Принципиально важно отметить, что идеологический дискурс значительно шире совокупности текстов и высказываний, претендующих на роль теоретического осмысления политической ситуации, и выдвигающих программу действий для некой политической организации или социальной группы. Идеологический дискурс включает в себя миллионы повседневных коммуникационных взаимодействий и элементов устоявшихся социальных практик, наделяющих смыслом социальную реальность.

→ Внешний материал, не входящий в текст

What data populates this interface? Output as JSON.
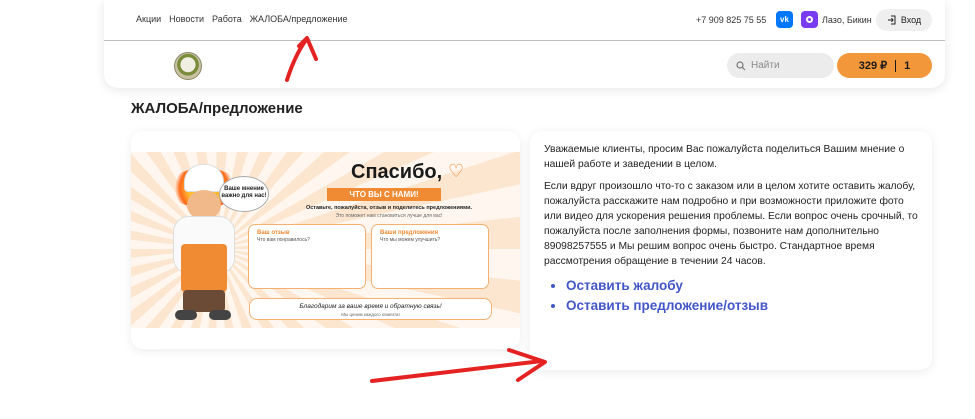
{
  "header": {
    "nav": [
      "Акции",
      "Новости",
      "Работа",
      "ЖАЛОБА/предложение"
    ],
    "phone": "+7 909 825 75 55",
    "vk_label": "vk",
    "city": "Лазо, Бикин",
    "login_label": "Вход",
    "search_placeholder": "Найти",
    "cart_total": "329 ₽",
    "cart_count": "1"
  },
  "page": {
    "title": "ЖАЛОБА/предложение"
  },
  "banner": {
    "bubble": "Ваше мнение важно для нас!",
    "thanks": "Спасибо,",
    "ribbon": "ЧТО ВЫ С НАМИ!",
    "sub1": "Оставьте, пожалуйста, отзыв и поделитесь предложениями.",
    "sub2": "Это поможет нам становиться лучше для вас!",
    "box1_title": "Ваш отзыв",
    "box1_q": "Что вам понравилось?",
    "box2_title": "Ваши предложения",
    "box2_q": "Что мы можем улучшить?",
    "footer": "Благодарим за ваше время и обратную связь!",
    "footer_sub": "Мы ценим каждого клиента!"
  },
  "content": {
    "p1": "Уважаемые клиенты, просим Вас пожалуйста поделиться Вашим мнение о нашей работе и заведении в целом.",
    "p2": "Если вдруг произошло что-то с заказом или в целом хотите оставить жалобу, пожалуйста расскажите нам подробно и при возможности приложите фото или видео для ускорения решения проблемы. Если вопрос очень срочный, то пожалуйста после заполнения формы, позвоните нам дополнительно 89098257555 и Мы решим вопрос очень быстро. Стандартное время рассмотрения обращение в течении 24 часов.",
    "links": [
      "Оставить жалобу",
      "Оставить предложение/отзыв"
    ]
  },
  "colors": {
    "accent": "#f3973b",
    "link": "#4356c9",
    "annotation_arrow": "#e52222"
  }
}
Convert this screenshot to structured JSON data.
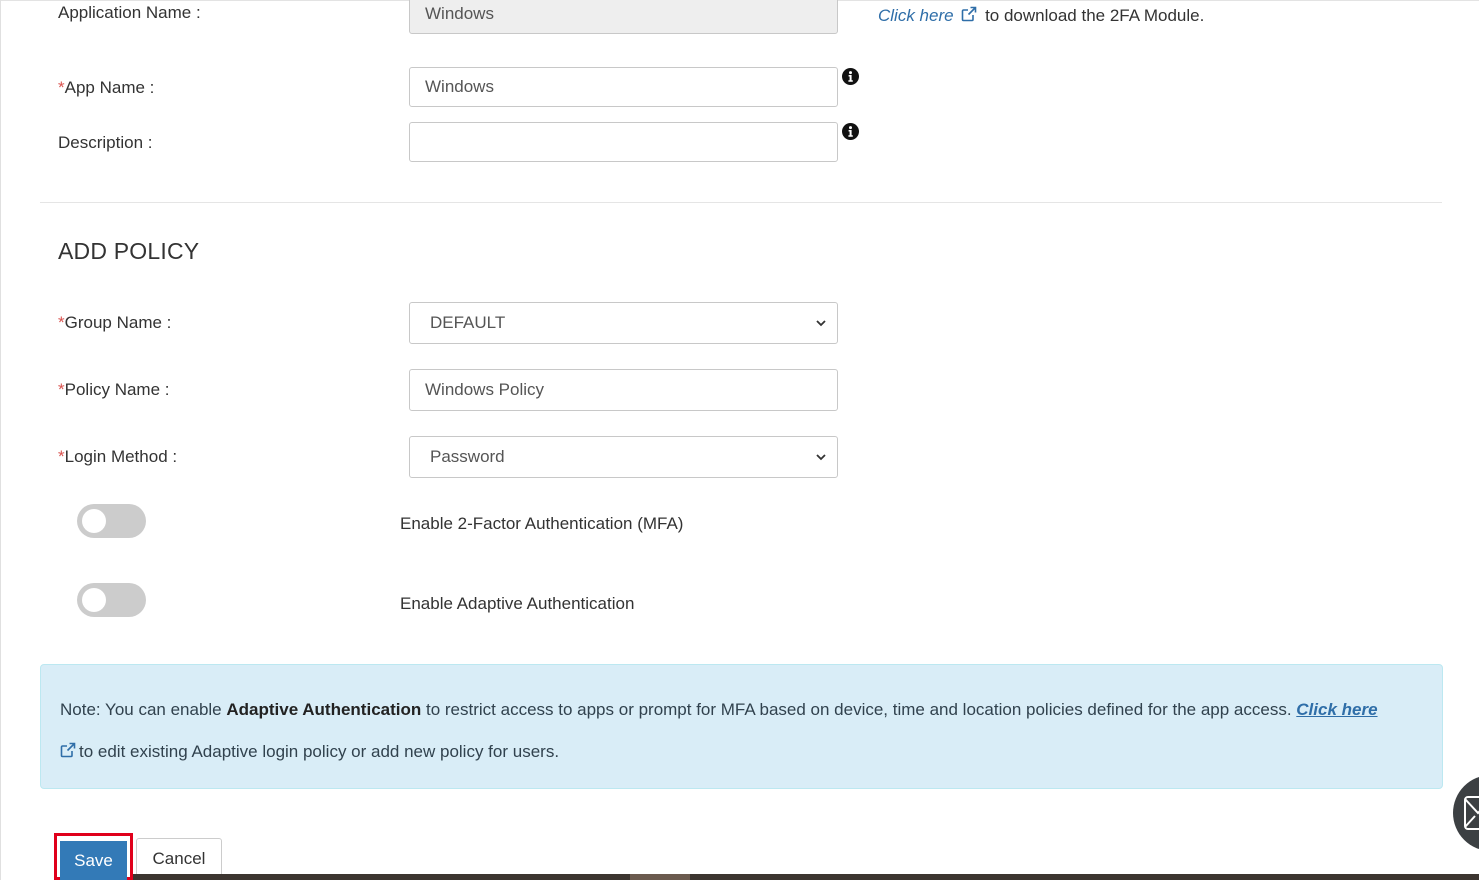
{
  "app_info": {
    "application_name_label": "Application Name :",
    "application_name_value": "Windows",
    "download_link_text": "Click here",
    "download_suffix": "to download the 2FA Module.",
    "app_name_required": "*",
    "app_name_label": "App Name :",
    "app_name_value": "Windows",
    "description_label": "Description :",
    "description_value": ""
  },
  "policy": {
    "section_title": "ADD POLICY",
    "group_name_required": "*",
    "group_name_label": "Group Name :",
    "group_name_value": "DEFAULT",
    "policy_name_required": "*",
    "policy_name_label": "Policy Name :",
    "policy_name_value": "Windows Policy",
    "login_method_required": "*",
    "login_method_label": "Login Method :",
    "login_method_value": "Password"
  },
  "toggles": {
    "mfa_label": "Enable 2-Factor Authentication (MFA)",
    "mfa_enabled": false,
    "adaptive_label": "Enable Adaptive Authentication",
    "adaptive_enabled": false
  },
  "note": {
    "prefix": "Note: You can enable ",
    "bold": "Adaptive Authentication",
    "middle": " to restrict access to apps or prompt for MFA based on device, time and location policies defined for the app access. ",
    "link_text": "Click here",
    "suffix": "to edit existing Adaptive login policy or add new policy for users."
  },
  "actions": {
    "save_label": "Save",
    "cancel_label": "Cancel"
  },
  "colors": {
    "primary": "#337ab7",
    "link": "#2f6ea8",
    "required": "#d9534f",
    "note_bg": "#d9edf7",
    "highlight": "#e0001b"
  },
  "icons": {
    "info": "info-circle-icon",
    "external": "external-link-icon",
    "chevron": "chevron-down-icon",
    "chat": "chat-widget-icon"
  }
}
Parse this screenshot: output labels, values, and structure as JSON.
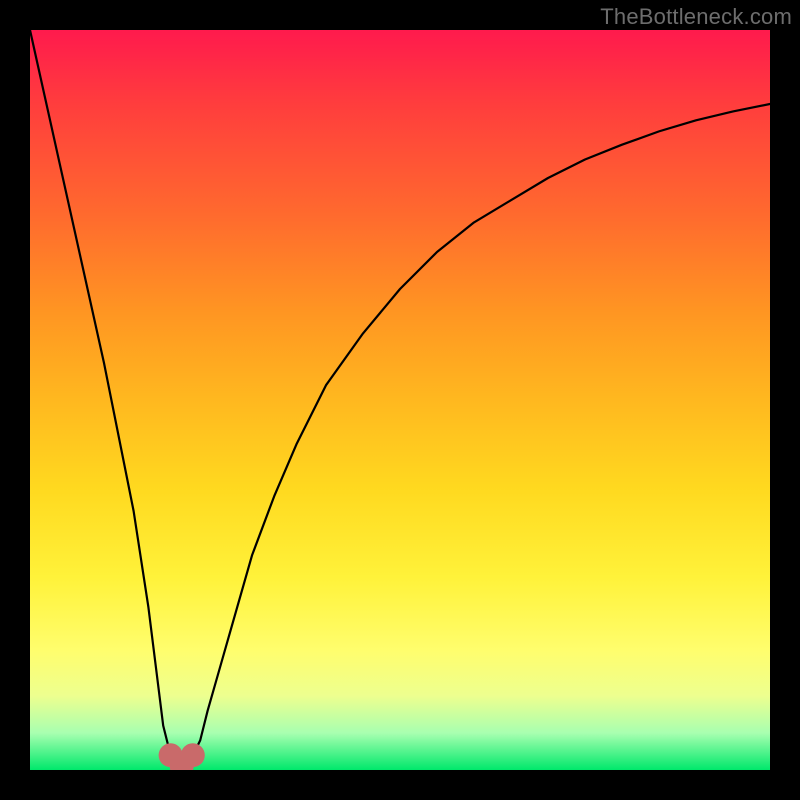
{
  "watermark": "TheBottleneck.com",
  "chart_data": {
    "type": "line",
    "title": "",
    "xlabel": "",
    "ylabel": "",
    "xlim": [
      0,
      100
    ],
    "ylim": [
      0,
      100
    ],
    "grid": false,
    "background": "red-yellow-green vertical gradient",
    "series": [
      {
        "name": "bottleneck-curve",
        "color": "#000000",
        "x": [
          0,
          2,
          4,
          6,
          8,
          10,
          12,
          14,
          16,
          17,
          18,
          19,
          20,
          21,
          22,
          23,
          24,
          26,
          28,
          30,
          33,
          36,
          40,
          45,
          50,
          55,
          60,
          65,
          70,
          75,
          80,
          85,
          90,
          95,
          100
        ],
        "y": [
          100,
          91,
          82,
          73,
          64,
          55,
          45,
          35,
          22,
          14,
          6,
          2,
          1,
          1,
          2,
          4,
          8,
          15,
          22,
          29,
          37,
          44,
          52,
          59,
          65,
          70,
          74,
          77,
          80,
          82.5,
          84.5,
          86.3,
          87.8,
          89,
          90
        ]
      }
    ],
    "markers": [
      {
        "name": "min-marker-left",
        "x": 19,
        "y": 2,
        "color": "#c96a6a",
        "size": 12
      },
      {
        "name": "min-marker-right",
        "x": 22,
        "y": 2,
        "color": "#c96a6a",
        "size": 12
      },
      {
        "name": "min-marker-bottom",
        "x": 20.5,
        "y": 0.5,
        "color": "#c96a6a",
        "size": 12
      }
    ]
  }
}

Однако это никоим образом не умаляет значения политического теоретизирования, в котором социальная реальность интерпретируется на довольно абстрактном уровне. Такого рода теоретизирование представляет собой «верхний этаж» структуры идеологического дискурса. Им занимаются подготовленные специалисты, достаточно компетентные в политической сфере и имеющие представления о множестве созданных ранее идеологических концепций. Задачей этих специалистов является представление развёрнутой, ценностно окрашенной и логически непротиворечивой картины политической реальности. Предполагается, что элементами идеологических доктрин могут служить модели и концепции, заимствованные из области собственно научного знания. Это позволяет наиболее популярным идеологиям претендовать на статус научной объективности. В модернизированном обществе идеологи, как правило, стремятся говорить на языке науки. Идеологические концепции также могут опираться на язык религии и акцентировать внимание на ценностях и установках, имеющих религиозное происхождение. Это характерно в большей мере для стран со значительной долей населения, не просто осознающей свою религиозную идентичность, но и вовлечённой в конфессиональные институциональные практики (например, регулярно посещающей церковь и выполняющей религиозные обряды).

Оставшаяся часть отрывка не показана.